Verdummung der öffentlichen Meinung

Ehrlich gesagt habe ich lange überlegt, ob ich mich nun hinsetzen und eine Antwort auf Vargas Llosas Bemerkungen schreiben soll. Aber in Anbetracht dieser "Einfälle", dass diese semi-intellektuellen Äußerungen des Autors, die von wirklichen "Ideen" unterschieden werden müssen, dank des abgestimmten Vorgehens der internationalen Medienoligarchie eine enorme Verbreitung erlangen, schien es mir der Mühe wert, mich einzumischen und seine Behauptungen zu widerlegen. Diese Verwirrung und Verdummung der öffentlichen Meinung erfordern eine schnelle Erwiderung auf seine giftigen Angriffe [2]. Ich werde mich auf drei Punkte konzentrieren.


Die Regierungszeit des Vargas Llosa-Freunds Mauricio Macri ist die wahre Tragödie

Erstens: Es wäre schon sehr verwunderlich oder sogar ziemlich dumm, wenn die Argentinier*innen die Abwahl eines Präsidenten bedauern würden, in dessen Amtszeit die Armut der Bevölkerung auf 40,8 % gestiegen ist; weitere 35 % leben knapp oberhalb der Armutsgrenze. In akademischen Analysen und in der Presse wird das gern verschwiegen. Als ob der 60-prozentige "nicht-arme" Teil der Bevölkerung aus einer stabilen Mittelschicht oder stinkreichen Leuten mit dicker Brieftasche bestünde. Überhaupt nicht. Ein Großteil dieser 60 Prozent sind Menschen, die jederzeit in die Armut abrutschen können. Wenn wir von 25 Prozent ausgehen, die nicht arm sind und auch nicht fürchten müssen, arm zu werden, wäre das schon eine sehr optimistische Schätzung. Der Rest bewegt sich definitiv auf Messers Schneide und experimentiert tagtäglich mit 1000 verschiedenen Tricks, um nicht in die Armut abzurutschen. Die Kinderarmut zeigt, dass das stimmt: Sechs von zehn Kindern sind arm. Es erschiene mir geschmacklos, noch einmal auf die hinlänglich bekannten Fakten über die Wirtschaftskrise und den nationalen Notstand einzugehen, die wir der Regierung Macri zu verdanken haben: Senkung der Reallöhne und der Renten, massenhafte Schließung kleiner und mittelständischer Unternehmen, massiver Einbruch des Bruttoinlandsprodukts, saftige Preiserhöhungen im öffentlichen Sektor, galoppierende Inflation und riesige Auslandsverschuldung, was die Kapitalflucht in beispielloser Art und Weise befördert und den korrupten Charakter der Cambiemos-Regierung wie mit einem Brandzeichen kennzeichnet. Die Tragödie war die Regierungszeit des Vargas Llosa-Freunds Mauricio Macri, nicht der Regierungsantritt Alberto Fernández', in den die Bevölkerung ihre Hoffnung setzt. Es besteht also kein Grund, diese Entwicklung zu bedauern!

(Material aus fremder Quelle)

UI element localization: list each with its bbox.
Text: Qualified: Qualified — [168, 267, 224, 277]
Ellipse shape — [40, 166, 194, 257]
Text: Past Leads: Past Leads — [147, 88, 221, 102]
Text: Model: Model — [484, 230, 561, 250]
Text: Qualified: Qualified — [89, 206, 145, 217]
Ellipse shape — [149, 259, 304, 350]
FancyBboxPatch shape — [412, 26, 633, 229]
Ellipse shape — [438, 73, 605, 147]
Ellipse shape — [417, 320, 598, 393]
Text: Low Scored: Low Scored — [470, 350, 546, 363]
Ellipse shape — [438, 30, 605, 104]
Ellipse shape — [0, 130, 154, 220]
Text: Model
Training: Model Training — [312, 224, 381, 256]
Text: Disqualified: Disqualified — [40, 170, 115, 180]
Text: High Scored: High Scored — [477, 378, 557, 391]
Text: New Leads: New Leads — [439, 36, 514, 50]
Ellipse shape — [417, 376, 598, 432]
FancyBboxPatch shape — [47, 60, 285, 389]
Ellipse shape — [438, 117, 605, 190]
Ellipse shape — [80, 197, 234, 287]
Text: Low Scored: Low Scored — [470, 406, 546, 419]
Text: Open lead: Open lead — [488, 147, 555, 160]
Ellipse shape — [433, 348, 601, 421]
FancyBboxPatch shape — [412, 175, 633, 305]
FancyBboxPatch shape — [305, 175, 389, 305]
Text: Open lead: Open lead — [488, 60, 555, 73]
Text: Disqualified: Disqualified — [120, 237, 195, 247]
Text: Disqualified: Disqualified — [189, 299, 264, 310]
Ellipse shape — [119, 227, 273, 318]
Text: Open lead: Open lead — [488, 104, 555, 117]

Kann ein Mann wie Vargas Llosa so elementare Fakten einfach ignorieren? Unmöglich. Diese Annahme können wir ausschließen. Vielmehr ist seine Kritik Ausdruck der fanatischen Obsession eines Konvertiten [in seiner Jugend war Vargas Llosa linker Aktivist, Anm. d. Übers.] oder, noch schlimmer, eines Menschen, dem die Mission übertragen wurde, alles zu verteufeln, was sich dem neoliberalen Paradigma entgegenstellt, auch wenn er dafür lügen und die Wahrheit unter den Teppich kehren muss.


"Den Staat verkleinern, die Nation vergrößern" - eine unselige Doktrin

Zweitens: Mit der Bemerkung, die Ursache für alle Probleme dieses Landes sei der Peronismo, beleidigt er seine Leser*innen, indem er ihnen ihre Intelligenz abspricht. Wie kann man einfach ignorieren, dass sämtliche Staatsstreiche, die das Land seit 1930 in Serie erschüttert haben, ein liberalistisches Wirtschaftskonzept verfolgten? Für die Diktatur der 30er Jahre gilt dies ebenso wie die von 1955, die dem IWF sukzessive die Türen öffnete. Die von 1966 mit dem großspurigen Beinamen "Argentinische Revolution" vertrat genau die Ideen, die der Autor von Tiempos Recios ("Harte Zeiten") begeistert vertritt. Nicht unerwähnt bleiben kann die mörderische Junta des sogenannten "Prozesses" [der Nationalen Reorganisation, Anm. d. Übers.], die 1976 gewaltsam die Macht übernahm, das Land in ein wirtschaftliches und soziales Chaos stürzte, 30.000 Personen verschwinden ließ, die Hoffnung auf eine Rückgewinnung der Falklandinseln auf Jahrzehnte hinaus zum Erliegen brachte und ihre gesamte Wirtschafts- und Sozialpolitik auf dem neoliberalistischen Prinzip und dem Grundsatz: "Den Staat verkleinern, die Nation vergrößern" aufbaute. Als hätte das noch nicht gereicht, wurde diese unselige Doktrin anschließend von Pseudo-Peronist Carlos S. Menem übernommen. Eine nähere Betrachtung zum Thema zeigt, dass "in den 50 Jahren nach dem Beitritt unseres Landes zum IWF-Abkommen bis zur vorzeitigen vollständigen Begleichung der Schuld seit der Währungskrise 2006 Argentinien 38 Jahre in Unterstützungsprogrammen des IWF verbracht hat [3]. Dazu kommt, dass sich die Generaldirektorin des IWF Christine Lagarde innerhalb von zwei Jahren zu einer richtigen Wirtschaftsministerin unter Macri entwickelt hat. Die wirtschaftliche und soziale Entwicklung unseres Landes erklärt sich viel mehr, wenn nicht sogar ausschließlich, durch diese 40 Jahre der gemeinsamen Regierung von Präsidentenpalast und IWF und nicht durch die Fehler des Peronimus, die jeder Regierung hätten passieren können, oder den Alfonsinismus zu Beginn des Wiederaufbaus der Demokratie, ja nicht einmal durch die unselige Alianza gegen Ende des letzten Jahrhunderts.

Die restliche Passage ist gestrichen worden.